Haiti: "pensei que fosse um atentado", diz militar brasileiro

Vagner Magalhães, Portal Terra

SÃO PAULO - O cabo Michael Pimentel de Almeida, 23 anos, sobrevivente do terremoto que atingiu o Haiti na terça-feira, afirmou nesta sexta que acreditou que o tremor fosse obra de um atentado terrorista. "Em um primeiro momento, pensei que se tratava de um atentado contra a nossa base, mas ao sair na rua, ao ver tudo no chão, percebi que algo mais grave tinha acontecido", disse. Almeida é um dos 16 militares brasileiros feridos na tragédia que retornaram hoje ao Brasil e concedeu entrevista coletiva em São Paulo.

O cabo contou que dormia na parte superior de um beliche e que na cama de baixo não havia ninguém. Segundo o relato do militar, a área onde estava a sua beliche foi a única em que a lage se partiu, e por isso conseguiu escapar com vida.

"Na hora do terremoto eu estava dormindo no terceiro andar do prédio da casa azul, que era a nossa base no Haiti. Eu acordei com o tremor e quando vi tudo já tinha caído. No andar em que eu estava éramos sete pessoas, três delas morreram.

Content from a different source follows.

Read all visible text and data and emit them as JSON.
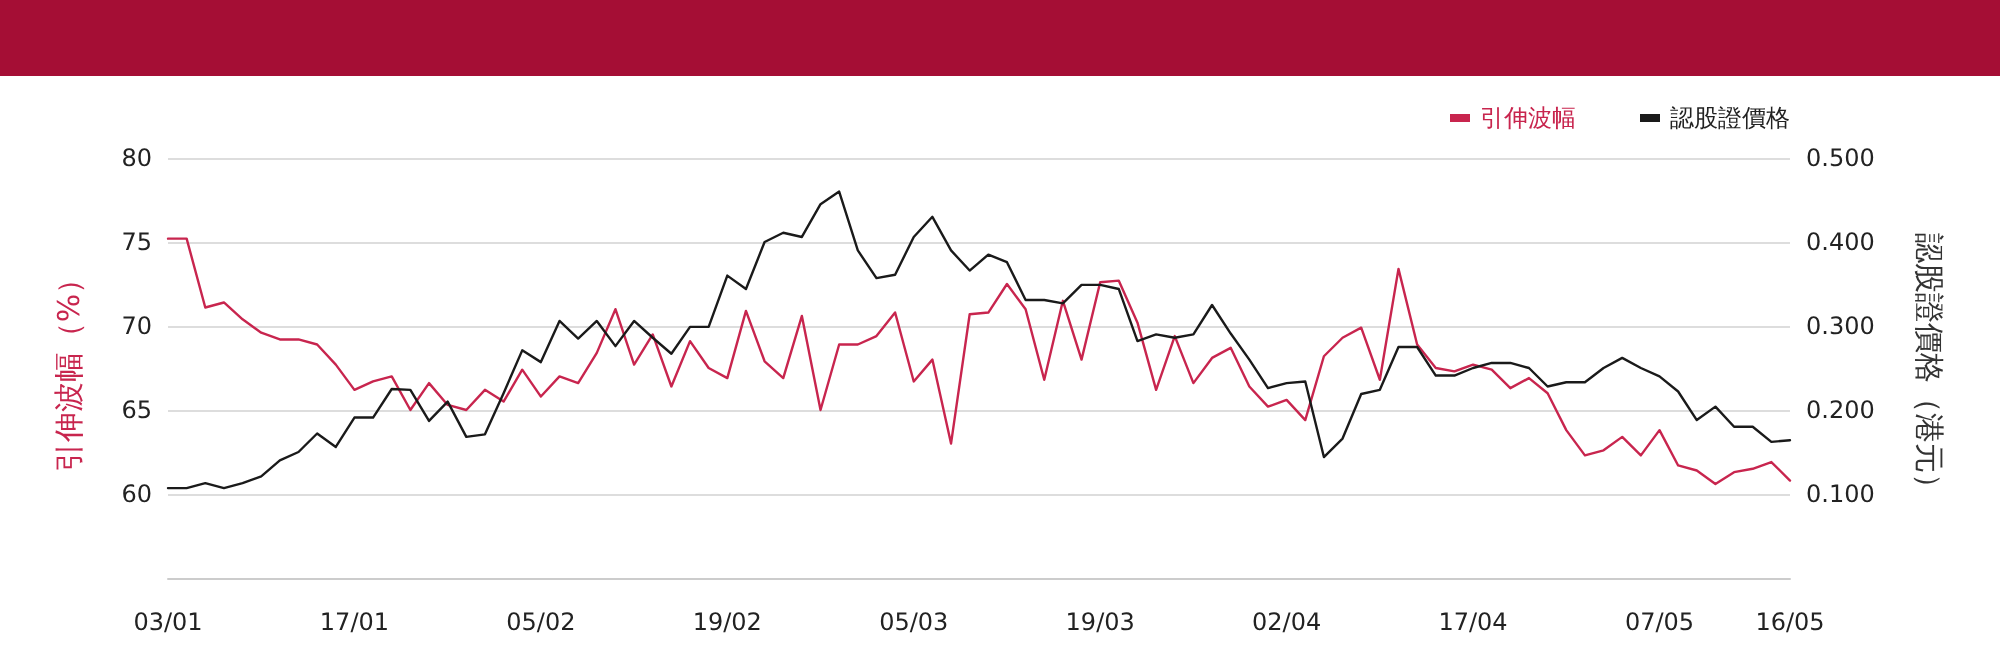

É uma situação muito difícil, eu e mais um colega tentamos procurar ajuda, mas quando percebemos vimos que estava tudo no chão", disse.

Segundo Almeida, logo após o terremoto, alguns populares tentaram invadir o local em busca de armas, porém as armas ficaram todas soterradas e não houve acesso a elas, nem mesmo por parte dos militares. "Foi a pior coisa que eu já passei na vida. Foi horrível, não tem como explicar, não tinha o que fazer", disse.

Natural da cidade de Cachoeira Paulista, distante 210 km de São Paulo, Almeida sofreu escoriações leves em um dos braços e sofreu um ferimento na cabeça, que não é considerado grave.

O cabo, que servia no batalhão de infantaria de Lorena, disse que gostaria de voltar ao Haiti. "Apesar de tudo, eu gostaria de voltar ao Haiti. A população local precisa muito da nossa ajuda. Quero entrar em contato com os familiares de todos os meus amigos que morreram. Não sei como escapei disso", disse.

Terremoto

Um terremoto de magnitude 7 na escala Richter atingiu o Haiti nessa terça-feira, às 16h53 no horário local (19h53 em Brasília). Com epicentro a 15 km da capital, Porto Príncipe, segundo o Serviço Geológico Norte-Americano, o terremoto é considerado pelo órgão o mais forte a atingir o país nos últimos 200 anos.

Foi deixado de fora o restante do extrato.